17. That pre-supposes that the document is not a grievance but an appeal. I do accept that I have a certain amount of latitude if it is merely an issue of putting the wrong label on the letter.
18. I do not accept this is the wrong label. It is quite clear that she has been advised to put in a grievance, it is by no means any sort of slip of the pen. There are three similar versions. She has obviously been advised by her Union, possibly on a mistaken view of the law, but I have not heard from the official."
"So the question is not 'was this a formal appeal?' but 'did the claimant believe on reasonable grounds that there was an ongoing procedure to enable her to challenge her dismissal?' In my judgment the focus on the word appeal was misplaced in this case."
"which concerns the performance of a duty by an employer in relation to a worker."
But the waters are muddied by the fact that where an employee is dissatisfied with his employer's decision on his grievance, he may appeal against it through the employer's internal machinery: see the 2002 Act, Schedule 2, paragraphs 7(4) and 8. Grievances are not necessarily unrelated to dismissal: if an employee claims to have been constructively dismissed, he must lodge a grievance against his employer before bringing a claim in an employment tribunal: section 32 of the 2002 Act.
"The law in this area is directed at employees who in many cases - perhaps most - will have no knowledge at all of the relevant law. The aim is to promote the use of appropriate procedures. It would be quite wrong to require the grievance to be made in any unduly legalistic or technical manner."
Shergold (ante) contains similar warnings against undue technicality and "over sophistication": see paragraphs 27 and 33. There is a well-developed jurisprudence to this effect established by this specialist appeal tribunal, to which considerable respect must be paid.
Lord Justice Wilson:
"Neither of the grievance procedures applies where the grievance is that the employer has dismissed or is contemplating dismissing the employee."
So as it happens, Mrs Harris said nothing objectionable nor misconceived when, in her letter dated 25 January 2006, she stated that she wished "to raise a formal grievance in respect of [her redundancy]".
(b) Take Towergate's provision of the documents to Mrs Harris on 5 January 2006. What did it expect her to do with them? It expected her, with the help of her union representative, to analyse them and in the light of them either to accept that her dismissal was fair or formally to contend that it was unfair. Thus the non-statutory procedure was still being followed.
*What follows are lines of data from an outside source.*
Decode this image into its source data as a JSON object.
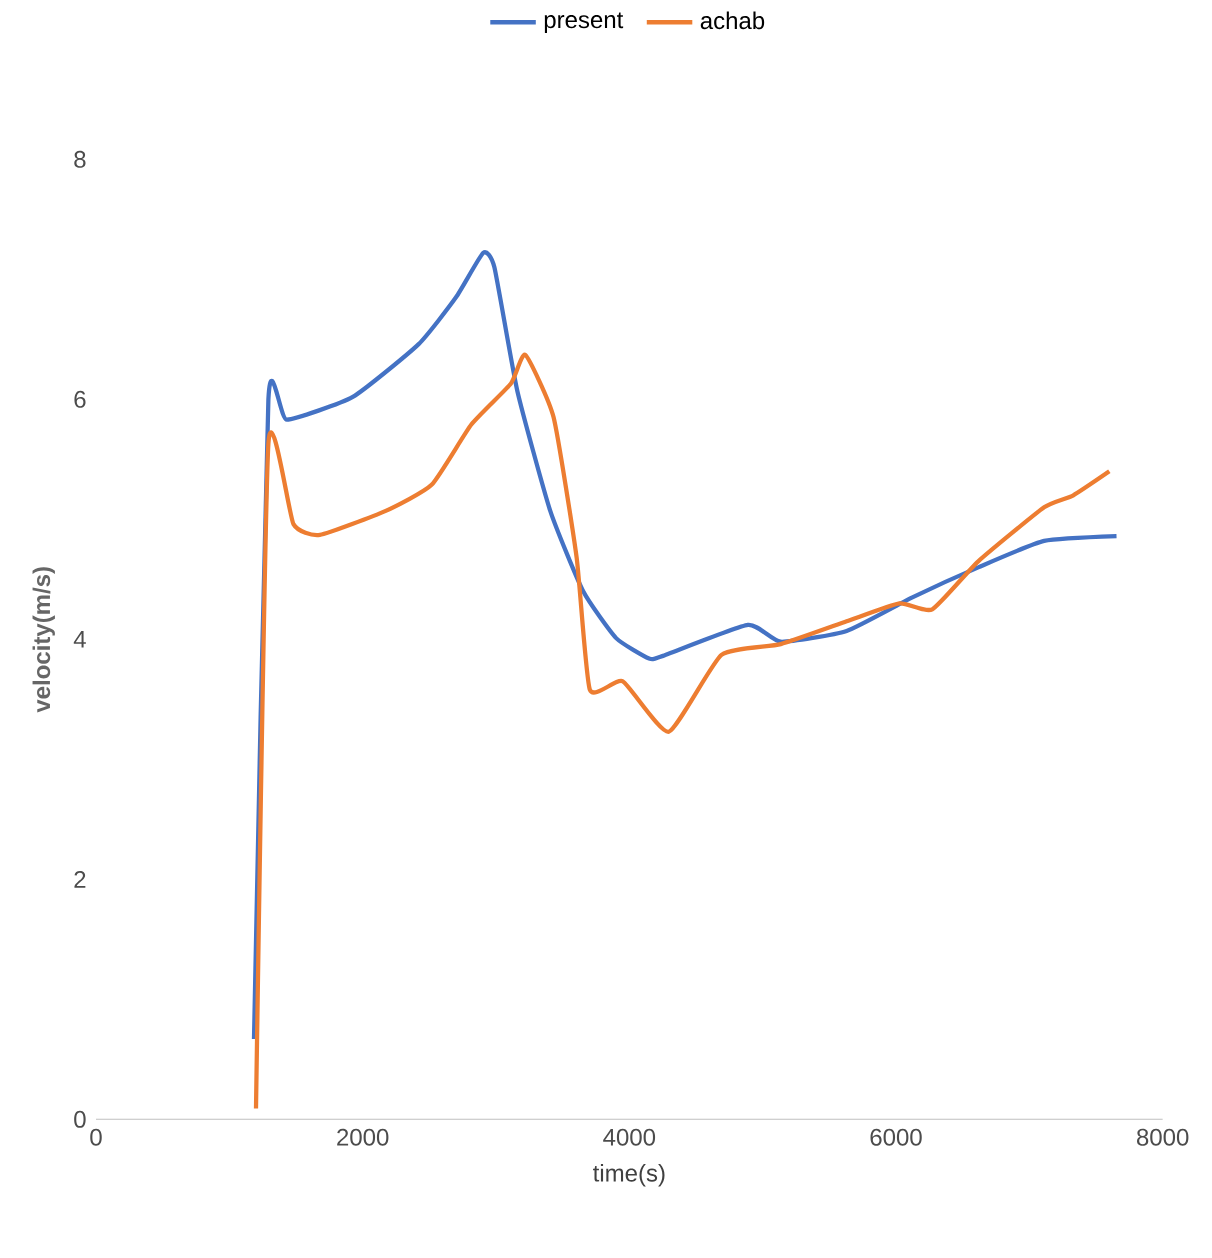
{
  "chart_data": {
    "type": "line",
    "xlabel": "time(s)",
    "ylabel": "velocity(m/s)",
    "xlim": [
      0,
      8000
    ],
    "xticks": [
      0,
      2000,
      4000,
      6000,
      8000
    ],
    "ylim": [
      0,
      8
    ],
    "yticks": [
      0,
      2,
      4,
      6,
      8
    ],
    "legend": "top",
    "grid": false,
    "marker": "none",
    "line_style": "solid",
    "series": [
      {
        "name": "present",
        "color": "#4472c4",
        "x": [
          1185,
          1293,
          1432,
          1926,
          2420,
          2700,
          2904,
          2988,
          3160,
          3407,
          3654,
          3901,
          4148,
          4247,
          4889,
          5136,
          5630,
          6123,
          6617,
          7111,
          7654
        ],
        "values": [
          0.67,
          6.0,
          5.83,
          6.02,
          6.46,
          6.85,
          7.22,
          7.1,
          6.07,
          5.07,
          4.4,
          4.01,
          3.84,
          3.86,
          4.12,
          3.98,
          4.07,
          4.35,
          4.6,
          4.82,
          4.86
        ]
      },
      {
        "name": "achab",
        "color": "#ed7d31",
        "x": [
          1200,
          1293,
          1481,
          1679,
          2173,
          2519,
          2815,
          3111,
          3220,
          3432,
          3605,
          3704,
          3951,
          4296,
          4691,
          5136,
          5630,
          6025,
          6272,
          6617,
          7111,
          7330,
          7600
        ],
        "values": [
          0.09,
          5.63,
          4.96,
          4.87,
          5.07,
          5.29,
          5.79,
          6.13,
          6.37,
          5.85,
          4.68,
          3.58,
          3.65,
          3.23,
          3.87,
          3.96,
          4.15,
          4.3,
          4.25,
          4.65,
          5.1,
          5.2,
          5.4
        ]
      }
    ]
  }
}
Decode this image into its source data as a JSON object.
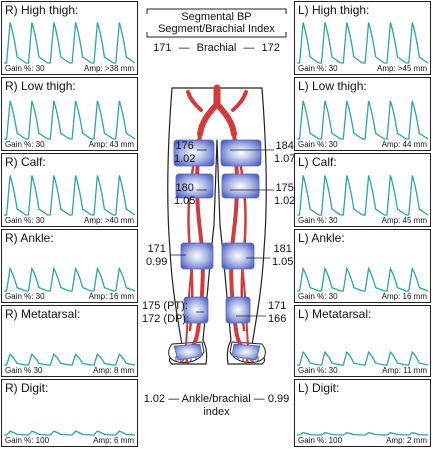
{
  "header": {
    "line1": "Segmental BP",
    "line2": "Segment/Brachial Index"
  },
  "brachial": {
    "left_value": "171",
    "label": "Brachial",
    "right_value": "172",
    "dash": "—"
  },
  "panels": {
    "right": [
      {
        "title": "R) High thigh:",
        "gain": "Gain %: 30",
        "amp": "Amp: >38 mm",
        "n": 6,
        "h": 0.9
      },
      {
        "title": "R) Low thigh:",
        "gain": "Gain %: 30",
        "amp": "Amp: 43 mm",
        "n": 6,
        "h": 0.85
      },
      {
        "title": "R) Calf:",
        "gain": "Gain %: 30",
        "amp": "Amp: >40 mm",
        "n": 6,
        "h": 0.88
      },
      {
        "title": "R) Ankle:",
        "gain": "Gain %: 30",
        "amp": "Amp: 16 mm",
        "n": 6,
        "h": 0.5
      },
      {
        "title": "R) Metatarsal:",
        "gain": "Gain % 30",
        "amp": "Amp: 8 mm",
        "n": 6,
        "h": 0.25
      },
      {
        "title": "R) Digit:",
        "gain": "Gain %: 100",
        "amp": "Amp: 6 mm",
        "n": 6,
        "h": 0.1
      }
    ],
    "left": [
      {
        "title": "L) High thigh:",
        "gain": "Gain %: 30",
        "amp": "Amp: >45 mm",
        "n": 6,
        "h": 0.9
      },
      {
        "title": "L) Low thigh:",
        "gain": "Gain %: 30",
        "amp": "Amp: 44 mm",
        "n": 6,
        "h": 0.85
      },
      {
        "title": "L) Calf:",
        "gain": "Gain %: 30",
        "amp": "Amp: 45 mm",
        "n": 6,
        "h": 0.88
      },
      {
        "title": "L) Ankle:",
        "gain": "Gain %: 30",
        "amp": "Amp: 16 mm",
        "n": 6,
        "h": 0.5
      },
      {
        "title": "L) Metatarsal:",
        "gain": "Gain %: 30",
        "amp": "Amp: 11 mm",
        "n": 6,
        "h": 0.3
      },
      {
        "title": "L) Digit:",
        "gain": "Gain %: 100",
        "amp": "Amp: 2 mm",
        "n": 6,
        "h": 0.06
      }
    ]
  },
  "pressures": {
    "right_high_thigh": {
      "bp": "176",
      "index": "1.02"
    },
    "left_high_thigh": {
      "bp": "184",
      "index": "1.07"
    },
    "right_low_thigh": {
      "bp": "180",
      "index": "1.05"
    },
    "left_low_thigh": {
      "bp": "175",
      "index": "1.02"
    },
    "right_calf": {
      "bp": "171",
      "index": "0.99"
    },
    "left_calf": {
      "bp": "181",
      "index": "1.05"
    },
    "right_ankle": {
      "pt": "175 (PT):",
      "dp": "172 (DP):"
    },
    "left_ankle": {
      "pt": "171",
      "dp": "166"
    }
  },
  "abi": {
    "right": "1.02",
    "label": "Ankle/brachial",
    "left": "0.99",
    "label2": "index",
    "dash": "—"
  },
  "colors": {
    "waveform": "#2aa6a6",
    "artery": "#d33a3a",
    "cuff": "#6677cc",
    "outline": "#222222"
  }
}
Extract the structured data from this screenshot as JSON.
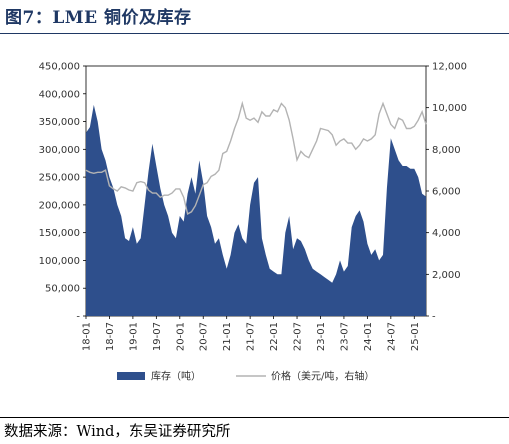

(c) Finally, take Mrs Harris' letter dated 26 January 2006. In it she formally contended that her dismissal was unfair; asked for a meeting; said, rightly or wrongly, that she was entitled to the meeting; indicated that she wished her union representative to accompany her to it; articulated an aspiration that the issue be resolved by 23 February 2006; and said that she awaited Towergate's comments.
(d) By 30 January 2006, being the date of expiry of the normal limit for her presentation of a complaint to the tribunal, Mrs Harris had not received a response to her letter. In my view the only inference reasonably to be drawn from the sequence and content of the communications set out in (a) to (c) above is that on that date Mrs Harris had reasonable grounds for believing that, with the active cooperation of Towergate up to that point, she was following a non-statutory dismissal procedure with a view to resolving the issue of the fairness or otherwise of her dismissal without resort to the tribunal.